Quatro pessoas são condenadas por integrarem uma organização criminosa
Atualizada em 09/07/2026 - 19h04
A 2ª Vara Federal de Santa Maria (RS) condenou quatro pessoas por integrarem uma organização criminosa voltada ao descaminho de vinhos de origem estrangeira. A líder do grupo recebeu pena de 10 anos e um mês de reclusão. A sentença, publicada na última quarta-feira (8/7), é do juiz Daniel Antoniazzi Freitag.
O Ministério Público Federal (MPF) denunciou seis pessoas, narrando que atuavam em conjunto entre, pelo menos, setembro de 2020 e novembro de 2022. Um casal coordenava o grupo, que importava, transportava e comercializava os produtos de origem argentina em plataformas de comércio eletrônico.
Segundo o MPF, três homens — além de outros envolvidos não identificados — eram os ‘puxadores’. Eles recebiam as cargas de vinho na fronteira, carregavam os veículos e transportavam as mercadorias até os locais determinados.
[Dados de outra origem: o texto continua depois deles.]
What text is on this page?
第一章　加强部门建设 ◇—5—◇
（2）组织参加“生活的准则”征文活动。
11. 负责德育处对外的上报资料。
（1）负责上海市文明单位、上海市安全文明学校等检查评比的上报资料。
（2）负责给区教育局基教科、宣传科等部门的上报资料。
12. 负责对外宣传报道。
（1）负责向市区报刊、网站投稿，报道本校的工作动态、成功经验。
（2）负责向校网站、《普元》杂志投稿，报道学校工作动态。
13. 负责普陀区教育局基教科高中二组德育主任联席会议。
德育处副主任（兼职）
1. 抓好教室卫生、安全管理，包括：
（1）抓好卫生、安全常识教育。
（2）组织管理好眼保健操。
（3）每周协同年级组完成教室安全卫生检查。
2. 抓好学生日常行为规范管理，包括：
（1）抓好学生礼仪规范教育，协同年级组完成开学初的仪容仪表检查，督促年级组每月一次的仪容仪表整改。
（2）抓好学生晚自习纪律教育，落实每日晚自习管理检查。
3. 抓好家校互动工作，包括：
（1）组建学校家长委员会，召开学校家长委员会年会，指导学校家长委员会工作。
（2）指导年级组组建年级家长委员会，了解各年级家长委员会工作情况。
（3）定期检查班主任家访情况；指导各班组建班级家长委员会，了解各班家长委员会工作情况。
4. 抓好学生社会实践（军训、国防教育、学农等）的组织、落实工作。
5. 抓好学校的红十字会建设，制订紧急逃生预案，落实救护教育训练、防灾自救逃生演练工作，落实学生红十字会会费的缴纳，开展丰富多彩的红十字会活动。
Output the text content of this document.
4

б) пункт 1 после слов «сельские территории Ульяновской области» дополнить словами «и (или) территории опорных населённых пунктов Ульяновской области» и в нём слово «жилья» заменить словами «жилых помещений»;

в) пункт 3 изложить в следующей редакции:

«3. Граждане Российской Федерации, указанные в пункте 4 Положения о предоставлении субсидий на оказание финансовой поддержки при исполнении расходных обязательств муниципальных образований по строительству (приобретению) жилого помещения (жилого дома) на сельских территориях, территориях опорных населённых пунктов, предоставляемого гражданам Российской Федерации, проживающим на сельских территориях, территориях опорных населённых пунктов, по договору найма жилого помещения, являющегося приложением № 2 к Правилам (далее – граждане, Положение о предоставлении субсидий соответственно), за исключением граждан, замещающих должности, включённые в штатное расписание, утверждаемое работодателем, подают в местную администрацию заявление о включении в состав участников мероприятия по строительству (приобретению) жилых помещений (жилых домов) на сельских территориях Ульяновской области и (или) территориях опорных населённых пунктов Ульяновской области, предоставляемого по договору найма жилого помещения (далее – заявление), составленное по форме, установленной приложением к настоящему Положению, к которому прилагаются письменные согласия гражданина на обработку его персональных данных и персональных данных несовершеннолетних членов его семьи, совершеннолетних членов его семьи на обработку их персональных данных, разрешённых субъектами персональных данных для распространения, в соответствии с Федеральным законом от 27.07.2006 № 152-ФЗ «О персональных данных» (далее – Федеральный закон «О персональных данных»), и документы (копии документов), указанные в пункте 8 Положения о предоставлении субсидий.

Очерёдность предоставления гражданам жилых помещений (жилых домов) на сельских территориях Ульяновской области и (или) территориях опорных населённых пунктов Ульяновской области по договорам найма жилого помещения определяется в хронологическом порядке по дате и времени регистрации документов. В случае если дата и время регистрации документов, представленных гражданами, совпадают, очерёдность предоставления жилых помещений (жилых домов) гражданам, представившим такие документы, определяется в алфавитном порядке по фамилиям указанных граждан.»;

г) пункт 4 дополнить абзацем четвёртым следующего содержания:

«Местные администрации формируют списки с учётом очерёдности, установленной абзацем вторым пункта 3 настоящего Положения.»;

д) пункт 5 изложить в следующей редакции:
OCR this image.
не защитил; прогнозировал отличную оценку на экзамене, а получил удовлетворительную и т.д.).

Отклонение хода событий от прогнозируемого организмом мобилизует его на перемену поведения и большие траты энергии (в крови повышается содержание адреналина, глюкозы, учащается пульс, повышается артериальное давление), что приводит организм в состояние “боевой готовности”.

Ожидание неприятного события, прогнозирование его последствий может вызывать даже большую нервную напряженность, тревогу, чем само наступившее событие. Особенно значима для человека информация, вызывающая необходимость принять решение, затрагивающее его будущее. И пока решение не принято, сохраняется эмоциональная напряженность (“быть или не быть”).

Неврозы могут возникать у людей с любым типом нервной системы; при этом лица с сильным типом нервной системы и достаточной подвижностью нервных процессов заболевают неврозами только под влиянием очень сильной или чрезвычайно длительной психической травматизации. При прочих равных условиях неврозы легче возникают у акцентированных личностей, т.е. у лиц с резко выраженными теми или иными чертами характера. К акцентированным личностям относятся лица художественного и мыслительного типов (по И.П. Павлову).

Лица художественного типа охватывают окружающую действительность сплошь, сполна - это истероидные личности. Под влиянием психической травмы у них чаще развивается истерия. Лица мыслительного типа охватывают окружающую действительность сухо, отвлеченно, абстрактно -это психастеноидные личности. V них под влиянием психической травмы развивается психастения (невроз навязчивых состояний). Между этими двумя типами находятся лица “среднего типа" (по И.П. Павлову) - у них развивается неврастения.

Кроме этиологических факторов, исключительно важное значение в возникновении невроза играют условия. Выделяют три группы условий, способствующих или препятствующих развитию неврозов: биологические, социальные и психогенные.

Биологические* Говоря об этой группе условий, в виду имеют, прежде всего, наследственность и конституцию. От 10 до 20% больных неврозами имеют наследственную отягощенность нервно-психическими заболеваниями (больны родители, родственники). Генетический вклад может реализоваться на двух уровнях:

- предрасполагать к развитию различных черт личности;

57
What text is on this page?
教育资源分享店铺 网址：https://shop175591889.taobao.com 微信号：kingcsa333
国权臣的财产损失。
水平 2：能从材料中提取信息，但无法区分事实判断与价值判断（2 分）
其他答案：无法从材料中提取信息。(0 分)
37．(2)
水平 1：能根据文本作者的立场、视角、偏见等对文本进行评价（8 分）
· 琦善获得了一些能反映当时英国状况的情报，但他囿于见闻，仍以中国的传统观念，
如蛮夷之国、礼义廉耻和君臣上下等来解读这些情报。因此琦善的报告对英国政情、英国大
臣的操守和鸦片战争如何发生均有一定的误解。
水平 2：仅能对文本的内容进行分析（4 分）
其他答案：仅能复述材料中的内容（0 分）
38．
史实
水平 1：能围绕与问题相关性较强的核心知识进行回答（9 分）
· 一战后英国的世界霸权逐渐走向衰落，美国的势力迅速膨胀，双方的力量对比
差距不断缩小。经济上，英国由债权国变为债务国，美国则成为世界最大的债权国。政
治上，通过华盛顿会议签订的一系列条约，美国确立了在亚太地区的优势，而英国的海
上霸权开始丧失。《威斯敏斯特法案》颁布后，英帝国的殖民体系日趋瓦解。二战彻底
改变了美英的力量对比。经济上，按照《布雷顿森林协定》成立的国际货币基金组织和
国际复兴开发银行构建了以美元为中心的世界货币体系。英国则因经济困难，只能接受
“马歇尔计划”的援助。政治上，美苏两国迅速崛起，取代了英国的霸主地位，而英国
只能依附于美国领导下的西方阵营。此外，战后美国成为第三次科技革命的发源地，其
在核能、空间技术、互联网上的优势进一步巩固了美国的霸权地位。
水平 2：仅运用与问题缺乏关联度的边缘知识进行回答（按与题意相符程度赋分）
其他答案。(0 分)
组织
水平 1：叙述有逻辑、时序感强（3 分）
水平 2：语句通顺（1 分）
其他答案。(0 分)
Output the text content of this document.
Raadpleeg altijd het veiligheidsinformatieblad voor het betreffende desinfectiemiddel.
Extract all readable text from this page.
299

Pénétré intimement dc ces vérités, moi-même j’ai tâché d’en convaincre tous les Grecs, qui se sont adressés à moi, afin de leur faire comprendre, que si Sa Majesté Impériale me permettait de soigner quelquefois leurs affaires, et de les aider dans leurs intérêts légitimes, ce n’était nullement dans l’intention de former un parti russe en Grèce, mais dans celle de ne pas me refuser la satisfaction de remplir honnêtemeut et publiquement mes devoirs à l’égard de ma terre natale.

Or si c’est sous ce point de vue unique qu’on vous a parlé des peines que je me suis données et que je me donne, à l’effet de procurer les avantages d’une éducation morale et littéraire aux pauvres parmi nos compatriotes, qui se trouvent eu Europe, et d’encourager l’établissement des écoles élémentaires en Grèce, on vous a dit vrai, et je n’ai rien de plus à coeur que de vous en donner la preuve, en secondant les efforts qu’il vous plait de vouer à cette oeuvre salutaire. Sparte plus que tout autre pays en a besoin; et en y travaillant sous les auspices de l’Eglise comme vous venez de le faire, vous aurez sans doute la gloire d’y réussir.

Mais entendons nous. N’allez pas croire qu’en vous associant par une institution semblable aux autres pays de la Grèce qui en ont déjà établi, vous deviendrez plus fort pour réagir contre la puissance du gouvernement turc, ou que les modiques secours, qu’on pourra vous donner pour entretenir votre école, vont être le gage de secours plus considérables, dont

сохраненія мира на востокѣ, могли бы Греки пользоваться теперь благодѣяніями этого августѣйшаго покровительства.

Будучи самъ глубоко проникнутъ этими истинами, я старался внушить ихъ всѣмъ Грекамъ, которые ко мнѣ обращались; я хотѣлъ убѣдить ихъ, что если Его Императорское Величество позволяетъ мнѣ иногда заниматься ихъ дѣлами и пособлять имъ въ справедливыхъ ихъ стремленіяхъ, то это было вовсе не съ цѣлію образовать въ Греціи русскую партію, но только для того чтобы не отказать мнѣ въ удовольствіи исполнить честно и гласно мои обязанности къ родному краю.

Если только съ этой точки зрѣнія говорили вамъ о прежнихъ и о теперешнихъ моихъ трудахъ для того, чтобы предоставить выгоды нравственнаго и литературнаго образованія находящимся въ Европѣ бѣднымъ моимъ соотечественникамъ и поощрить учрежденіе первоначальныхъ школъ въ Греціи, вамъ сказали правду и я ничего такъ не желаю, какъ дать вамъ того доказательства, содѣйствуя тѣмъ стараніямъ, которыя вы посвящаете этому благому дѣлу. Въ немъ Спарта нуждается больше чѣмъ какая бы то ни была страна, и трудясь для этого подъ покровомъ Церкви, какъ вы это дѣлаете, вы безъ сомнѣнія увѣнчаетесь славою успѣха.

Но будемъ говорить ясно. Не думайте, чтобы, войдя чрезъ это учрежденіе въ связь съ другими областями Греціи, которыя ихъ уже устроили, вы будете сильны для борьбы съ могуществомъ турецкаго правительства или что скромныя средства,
Um dos pontos de entrega era um depósito em Ijuí, próximo à residência dos líderes, onde o casal, junto com a mãe do da mulher, embalava os produtos. As duas também realizavam os procedimentos internos de movimentação bancária e as vendas online.
No decorrer do processo, foi determinada a instauração de um incidente de insanidade mental para o réu considerado um dos chefes do grupo. Em razão disso, a ação penal foi desmembrada em relação a ele.
Defesas
Os advogados dos denunciados alegaram que não há provas da existência de uma organização criminosa. Dois homens acusados de serem “puxadores" admitiram a participação no transporte das mercadorias.
Já a mulher apontada como líder e sua mãe afirmaram que as provas testemunhais reforçam a inexistência de autoria dolosa e de vínculo subjetivo entre elas e os vinhos apreendidos.
Caracterização dos crimes
O MPF denunciou os réus por organização criminosa, descaminho, uso de documento falso e falsidade ideológica. Em relação ao primeiro delito, o juiz Daniel Antoniazzi Freitag pontuou que são elementos essenciais para a sua configuração:
- Uma associação estruturalmente ordenada composta por quatro ou mais pessoas;
- A divisão de tarefas entre os membros, ainda que de maneira informal;
- O objetivo de obter vantagem de qualquer natureza;
- A prática de infrações graves, compreendidas como delitos cujas penas máximas superem quatro anos ou que tenham caráter transnacional.
O magistrado ressaltou que “a transnacionalidade engloba crimes como os de descaminho quando a cadeia delitiva ultrapassa a fronteira, hipótese em que parte da execução inicia no exterior e a consumação (ilusão do pagamento de tributos) se projeta no território nacional”. Sobre o descaminho, ele explicou que consiste em iludir o pagamento de direito ou imposto devido na entrada ou saída de mercadoria não proibida.
Quanto ao crime de falsidade ideológica, Freitag afirmou que se trata da inserção de declaração falsa ou diversa da que deveria constar em documento público ou particular.
Decisão e penalidades
Ao analisar as provas produzidas na instrução processual, o juiz concluiu que a materialidade dos crimes narrados em onze fatos foi comprovada, sendo nove deles de descaminho. Ele observou que a prática ilícita foi detectada a partir de apreensões sequenciais realizadas em setembro de 2020. Contudo, dados fornecidos por uma plataforma de e-commerce demonstraram que as vendas ocorriam desde 2018.
A autoria dos crimes também restou comprovada para os dois transportadores e para a líder do grupo e sua mãe. O crime de falsidade ideológica também foi configurado, já que um contrato de arrendamento continha declaração falsa e foi elaborado especificamente para ser apresentado à autoridade policial.
O juiz entendeu que as provas não comprovaram a participação de um dos réus, absolvendo-o das acusações. A ação foi julgada parcialmente procedente, aplicando as seguintes penas de reclusão:
- Um dos transportadores: quatro anos e dois meses;
- Segundo transportador e a mãe da líder: cinco anos e dois meses (cada);
- Líder do grupo: 10 anos e um mês.
Cabe recurso da decisão ao Tribunal Regional Federal da 4ª Região (TRF4).